Searching by type of content was considered useful for all types of users, with very little variation between them. One in five users in all categories stated that they would “really like to have” the option to exclude content of certain media types. Nearly seven in ten felt it was at least moderately useful. The BHO collection contains a large textual corpus which is split into “primary sources”, “secondary texts”, “guides and calendars”, and “datasets”.[10] All of this material is easily keyword searchable as it is primarily text based, but it is not necessarily useful to all types of users, with “guides and calendars” primarily of interest to academic users, for example. The collection also contains a substantial set of historical maps, principally the Ordnance Survey maps of Britain, as well as some early modern maps of London, which are necessarily more difficult to search with keywords.[11] A user only interested in primary source material might therefore benefit from the ability to omit secondary texts from the search.

Searching within a bibliographic series was less popular than searching by content type, and was considerably more popular amongst academic users than genealogists. More than six in ten academics ranked this option “quite useful” or better, compared to only four in ten genealogists. Nearly thirteen per cent of genealogists said they would “never” use this feature, again suggesting that for a genealogist, finding information about a person or place of interest far exceeds the importance of where that match came from. Casual users were much more like academics in their preferences, suggesting that it is the genealogists who are unique in their attitudes towards this option.

Limiting searches to “free” or non-subscription content was more polarising than the other options. Academics were generally uninterested in this option, with 17.5% claiming that they would never use this feature – more than double the rate expressed by the other two groups. Genealogists were far more likely to want this option, with nearly seven in ten rating it “moderately useful” to “I’d really like to have this”. Casual users’ preferences fell in between those of the other two groups. The reactions to a “free content search” are perhaps the most interesting of the options in this category, suggesting that academic users think that they are prepared to access material even if it will incur a cost, as thoroughness is of the utmost importance. Another explanation may be known trends in BHO subscribers. A number of academic libraries around the world subscribe to BHO on behalf of their staff and students, meaning that a higher proportion of academic respondents may already have access to the subscription material and therefore see no value in restricting their search thus. The results could also suggest that many genealogical users may prefer to remain in the dark about matches they cannot see, rather than find themselves frustrated by a tantalizing match that will cost them money. Without the option of following up with users, this is merely speculation, but the clear differences in preference for this type of feature suggests digital libraries and archives need to consider their audiences carefully when deciding if they will integrate it.

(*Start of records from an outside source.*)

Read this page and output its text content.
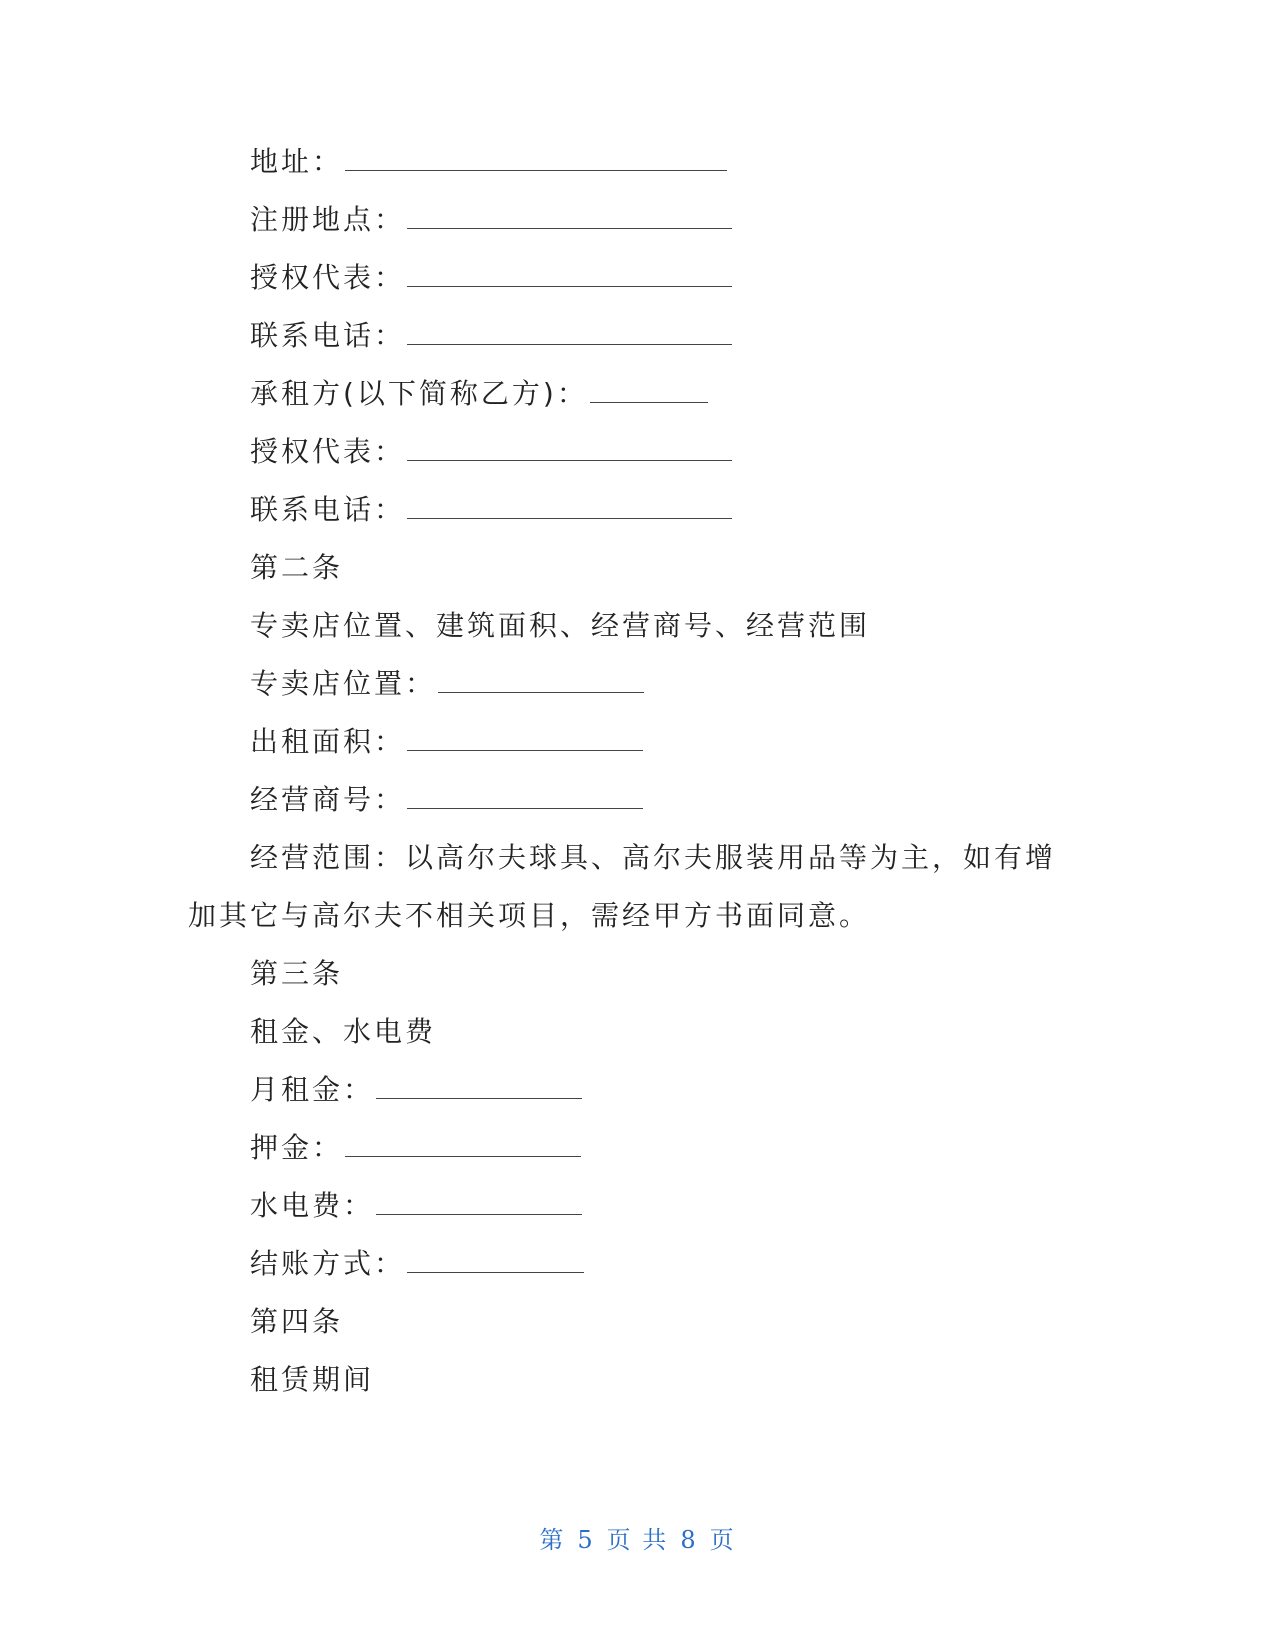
地址：
注册地点：
授权代表：
联系电话：
承租方(以下简称乙方)：
授权代表：
联系电话：
第二条
专卖店位置、建筑面积、经营商号、经营范围
专卖店位置：
出租面积：
经营商号：
经营范围：以高尔夫球具、高尔夫服装用品等为主，如有增
加其它与高尔夫不相关项目，需经甲方书面同意。
第三条
租金、水电费
月租金：
押金：
水电费：
结账方式：
第四条
租赁期间
第 5 页 共 8 页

Search by publication metadata

Figure 7.

Preferences on searching by metadata fields

Most library catalogues contain extensive metadata about a publication. The types of metadata available on books are nearly endless, with standards such as Machine Readable Cataloguing (MARC), the Dublin Core Metadata Initiative, the Metadata Object Description Schema (MODS XML), and Context Objects in Spans (COinS) widely used in the library world to store data on everything from the author of a work, to its title, publisher, or date of publication.[12] If good metadata standards are adhered to and good data collected, these fields could be useful to people interested in searching the collection in particular ways. For example, someone might want to search only the title of a book rather than the full text of the entire collection. Or they may be looking for works by a particular author, or published in a certain city, or by a certain publisher. For a typical user, it may prove unhelpful to find only work published by eighteenth century bookseller Thomas Cadell, but for the right research project that ability may prove invaluable.

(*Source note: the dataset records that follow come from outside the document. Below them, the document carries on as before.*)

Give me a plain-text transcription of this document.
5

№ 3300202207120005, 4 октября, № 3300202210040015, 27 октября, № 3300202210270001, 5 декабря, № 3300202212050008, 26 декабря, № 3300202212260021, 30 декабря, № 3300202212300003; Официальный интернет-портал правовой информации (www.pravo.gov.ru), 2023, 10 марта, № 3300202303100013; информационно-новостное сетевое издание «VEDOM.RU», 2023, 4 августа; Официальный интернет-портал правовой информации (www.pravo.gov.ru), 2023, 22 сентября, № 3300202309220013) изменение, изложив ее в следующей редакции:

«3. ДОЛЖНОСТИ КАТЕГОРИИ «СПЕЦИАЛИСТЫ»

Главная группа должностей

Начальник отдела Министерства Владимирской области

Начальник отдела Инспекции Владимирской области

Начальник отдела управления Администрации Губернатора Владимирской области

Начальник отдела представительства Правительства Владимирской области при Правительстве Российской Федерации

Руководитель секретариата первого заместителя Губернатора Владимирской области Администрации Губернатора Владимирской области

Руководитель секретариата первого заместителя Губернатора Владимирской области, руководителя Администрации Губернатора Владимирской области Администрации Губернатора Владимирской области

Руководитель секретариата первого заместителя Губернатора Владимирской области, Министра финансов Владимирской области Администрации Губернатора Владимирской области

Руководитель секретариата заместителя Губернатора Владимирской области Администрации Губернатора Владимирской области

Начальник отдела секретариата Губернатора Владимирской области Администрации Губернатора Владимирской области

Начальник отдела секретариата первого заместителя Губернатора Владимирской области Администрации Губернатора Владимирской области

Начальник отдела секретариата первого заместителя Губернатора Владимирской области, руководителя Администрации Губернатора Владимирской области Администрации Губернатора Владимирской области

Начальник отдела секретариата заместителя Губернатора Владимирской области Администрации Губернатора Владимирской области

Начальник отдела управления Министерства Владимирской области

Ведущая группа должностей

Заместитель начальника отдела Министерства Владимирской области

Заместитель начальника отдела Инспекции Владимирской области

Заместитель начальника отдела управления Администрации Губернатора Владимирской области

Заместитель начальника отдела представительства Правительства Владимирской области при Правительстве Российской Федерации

As extra metadata fields for a publication add extra time and therefore extra cost to the cataloguing process, the value of this for a particular site should be weighed carefully. Extra fields in the search interface also require a way of integrating the option into the design of the site, and too many such options may prove for a less effective user interface. To test the appetite for this type of metadata field searching, the survey asked respondents to rank the usefulness of being able to search by two such fields: title, and publication date.

As can be seen in Figure 7, searching by title was a considerably more popular option than searching by publication date. This is perhaps not surprising, as the ability to search by title is consistent with options available in many digital library catalogues. A large majority of academic users, but also casual users, wanted the ability to search by title, while far fewer genealogists wanted the option, which is again consistent with genealogical needs to find content rather than to read widely. While the survey could have asked about many other metadata fields, we felt that these two represented an obviously and less obviously useful option, and the user responses reflected that. This suggests that developers will want to choose carefully which if any metadata fields are exposed to search options for users, as some are unlikely to find wide user-bases.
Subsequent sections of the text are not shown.